Le second temps de la primaire

dimanche 16 octobre 2011.
 

Puisque plus rien ne se passe comme prévu, les primaires non plus. La participation y a atteint un niveau très élevé, loin bien sûr des prévisions des sondeurs, qui recensaient 8 millions de personnes « sûres d’aller voter » (voire 13 !), population dans laquelle ils constituèrent leurs échantillons supposés représentatifs des électeurs de la primaire. Le « favori des sondages » François Hollande (49% selon OpinionWay à trois jours du scrutin) est à la peine. Et Arnaud Montebourg réalise une percée malgré les 5% auxquels il est resté longtemps scotché dans les « enquêtes d’opinion ».

Il y a donc eu poussée, et poussée à gauche. Un nombre non négligeable de nos concitoyens, environ trois fois les effectifs d’adhérents du PS, s’est saisi de la candidature de Montebourg pour exprimer sa volonté de reconquête de la souveraineté populaire face notamment aux diktats des banques et du libre-échange dont il avait fait ses cibles favorites. C’est une bonne nouvelle. Commencée sous les auspices de la course à l’austérité, la primaire se termine « à gauche ». Aubry place une sourdine sur son alliance avec le Modem à Lille et François Hollande met du vin dans son eau. Rarement la distance aura été aussi grande entre la « rue socialiste » et le Nouvel Observateur et autres éditorialistes officiels passés de Strauss-Kahn à Hollande en échange de déclarations vigoureuses contre la dette. Le principe de réalité fait retour : tant mieux là encore !
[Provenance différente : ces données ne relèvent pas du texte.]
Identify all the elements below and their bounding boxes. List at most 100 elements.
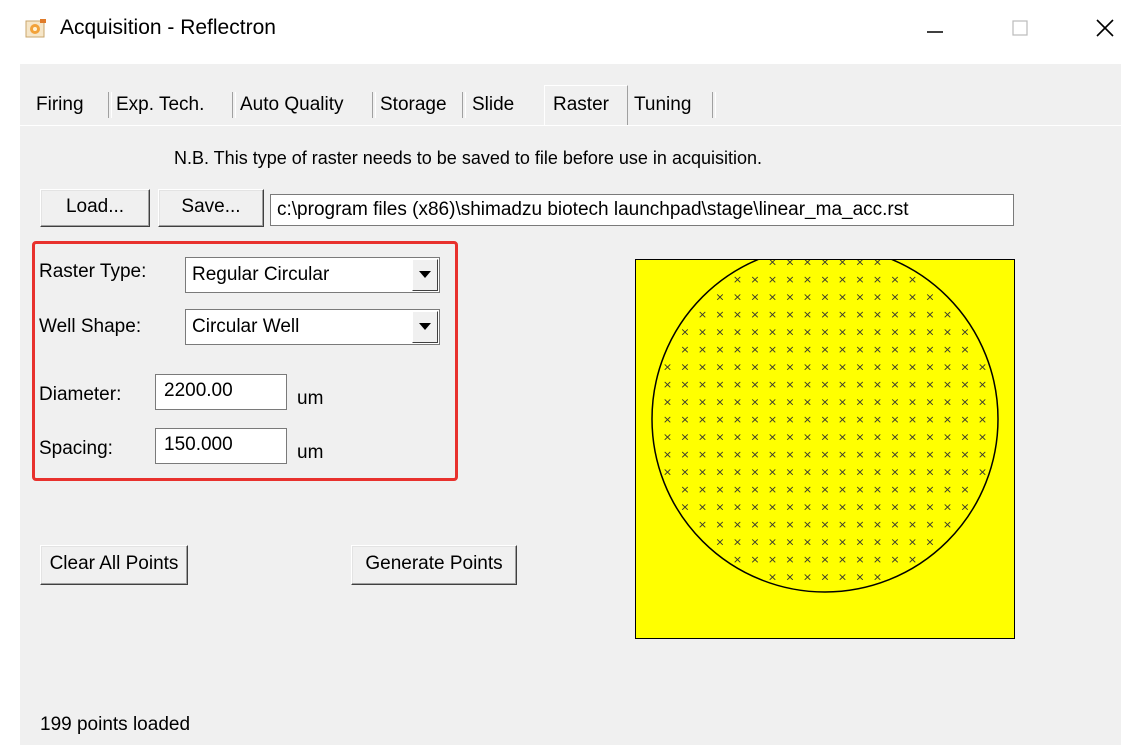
raster-point: ×: [733, 483, 742, 496]
raster-point: ×: [925, 466, 934, 479]
raster-preview: × × × × × × × × × × × × × × × × × × × × × × × × × × × × × × × × × × × × × × × ×…: [635, 259, 1015, 639]
generate-button-label: Generate Points: [365, 553, 503, 574]
raster-point: ×: [855, 291, 864, 304]
raster-point: ×: [750, 501, 759, 514]
raster-point: ×: [785, 291, 794, 304]
raster-point: ×: [768, 483, 777, 496]
raster-point: ×: [680, 466, 689, 479]
spacing-field[interactable]: 150.000: [155, 428, 287, 464]
raster-point: ×: [698, 378, 707, 391]
raster-point: ×: [733, 343, 742, 356]
raster-point: ×: [908, 343, 917, 356]
dialog-client-area: Firing Exp. Tech. Auto Quality Storage S…: [20, 64, 1121, 745]
raster-point: ×: [873, 431, 882, 444]
chevron-down-icon[interactable]: [412, 311, 438, 343]
raster-point: ×: [715, 413, 724, 426]
raster-point: ×: [768, 448, 777, 461]
raster-point: ×: [855, 260, 864, 269]
raster-point: ×: [680, 396, 689, 409]
raster-point: ×: [820, 273, 829, 286]
tab-exp-tech[interactable]: Exp. Tech.: [116, 89, 236, 121]
raster-point: ×: [768, 466, 777, 479]
tab-auto-quality[interactable]: Auto Quality: [240, 89, 376, 121]
raster-point: ×: [820, 466, 829, 479]
save-button[interactable]: Save...: [158, 189, 264, 227]
raster-point: ×: [785, 361, 794, 374]
raster-point: ×: [943, 378, 952, 391]
diameter-unit: um: [297, 388, 324, 409]
raster-point: ×: [908, 483, 917, 496]
raster-point: ×: [873, 466, 882, 479]
raster-point: ×: [820, 378, 829, 391]
tab-tuning[interactable]: Tuning: [634, 89, 716, 121]
raster-point: ×: [768, 501, 777, 514]
clear-all-points-button[interactable]: Clear All Points: [40, 545, 188, 585]
tab-firing[interactable]: Firing: [36, 89, 112, 121]
raster-point: ×: [698, 483, 707, 496]
raster-point: ×: [908, 396, 917, 409]
raster-point: ×: [838, 326, 847, 339]
raster-point: ×: [855, 483, 864, 496]
load-button[interactable]: Load...: [40, 189, 150, 227]
raster-point: ×: [943, 343, 952, 356]
raster-point: ×: [785, 378, 794, 391]
raster-point: ×: [978, 396, 987, 409]
tab-storage[interactable]: Storage: [380, 89, 466, 121]
app-gear-icon: [24, 18, 48, 40]
raster-point: ×: [680, 343, 689, 356]
raster-point: ×: [838, 273, 847, 286]
tab-slide[interactable]: Slide: [472, 89, 532, 121]
raster-point: ×: [785, 431, 794, 444]
raster-point: ×: [908, 378, 917, 391]
raster-point: ×: [698, 413, 707, 426]
tab-label: Raster: [553, 94, 609, 115]
raster-point: ×: [873, 273, 882, 286]
raster-file-path-field[interactable]: c:\program files (x86)\shimadzu biotech …: [270, 194, 1014, 226]
diameter-field[interactable]: 2200.00: [155, 374, 287, 410]
raster-point: ×: [925, 396, 934, 409]
raster-type-dropdown[interactable]: Regular Circular: [185, 257, 440, 293]
raster-point: ×: [803, 466, 812, 479]
tab-raster[interactable]: Raster: [544, 85, 628, 125]
raster-point: ×: [873, 501, 882, 514]
raster-point: ×: [890, 396, 899, 409]
raster-point: ×: [750, 536, 759, 549]
diameter-label: Diameter:: [39, 384, 122, 405]
raster-point: ×: [960, 501, 969, 514]
raster-point: ×: [750, 553, 759, 566]
raster-point: ×: [943, 326, 952, 339]
chevron-down-icon[interactable]: [412, 259, 438, 291]
raster-point: ×: [890, 308, 899, 321]
raster-point: ×: [715, 361, 724, 374]
raster-point: ×: [890, 291, 899, 304]
raster-point: ×: [750, 518, 759, 531]
raster-point: ×: [750, 413, 759, 426]
raster-point: ×: [855, 501, 864, 514]
raster-point: ×: [715, 431, 724, 444]
raster-point: ×: [768, 260, 777, 269]
raster-point: ×: [803, 361, 812, 374]
raster-point: ×: [838, 483, 847, 496]
raster-point: ×: [960, 343, 969, 356]
raster-point: ×: [785, 448, 794, 461]
well-shape-dropdown[interactable]: Circular Well: [185, 309, 440, 345]
raster-point: ×: [820, 431, 829, 444]
raster-point: ×: [820, 571, 829, 584]
raster-point: ×: [855, 431, 864, 444]
raster-point: ×: [785, 553, 794, 566]
minimize-button[interactable]: [905, 10, 965, 50]
raster-point: ×: [698, 361, 707, 374]
raster-point: ×: [768, 326, 777, 339]
raster-point: ×: [715, 308, 724, 321]
generate-points-button[interactable]: Generate Points: [351, 545, 517, 585]
maximize-button[interactable]: [990, 10, 1050, 50]
raster-point: ×: [733, 448, 742, 461]
raster-point: ×: [855, 326, 864, 339]
raster-point: ×: [838, 536, 847, 549]
close-button[interactable]: [1075, 10, 1121, 50]
raster-point: ×: [803, 413, 812, 426]
raster-point: ×: [750, 361, 759, 374]
raster-point: ×: [803, 326, 812, 339]
raster-point: ×: [698, 501, 707, 514]
raster-point: ×: [715, 448, 724, 461]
Et maintenant ? La primaire emprunte aussi à la Cinquième République son mode de scrutin à deux tours qu’elle sépare d’une petite semaine. L’intervalle est étroit pour que les deux finalistes ajustent leur programme aux attentes dont témoigne le succès de Montebourg. Il faudrait mettre à toute vitesse sur la table ce qui en a été jusqu’alors écarté. Avez-vous noté les omissions gigantesques du débat des primaires ? Pas un mot sur l’avenir du traité de Lisbonne. Rien de précis sur la hausse du SMIC. Aucune stratégie concrète de réforme globale des institutions dont la crise s’étend pourtant sous nos yeux. Le capitalisme doit être régulé admet Hollande. Avec le « care » la société doit se préoccuper des plus faibles renchérit Aubry. Le tout grâceà une « présidence normale » ou encore une « présidente qui préside »... Rien de cela ne peut parler aux « perdants de la mondialisation » auxquels Montebourg a voulu identifier sa campagne. Il faudrait de plus que les deux finalistes sortent brutalement des clous du projet socialiste, adopté à l’unanimité et auquel tous deux se sont référés jusqu’au premier tour, alors qu’il s’avère quelques mois seulement après son adoption incapable de répondre aux exigences de rupture qu’exprime face à la crise une proportion croissante du peuple de gauche.

On comprend donc le refus de Montebourg ce lundi soir de choisir entre Aubry et Hollande, « deux faces d’une même pièce ». La signification politique de cette situation mérite d’être méditée. Les deux dirigeants qui se sont succédé à la tête du PS ne parviennent plus à mobiliser l’ensemble de leur propre parti. Quant au programme qui, lui, avait reçu l’assentiment de tous les socialistes, il se montre par avance incapable de rassembler la gauche. Le résultat de la primaire s’annonce donc paradoxal : une belle mobilisation électorale peut déboucher dimanche sur un candidat PS désigné par défaut et un programme socialiste dépassé avant d’avoir servi.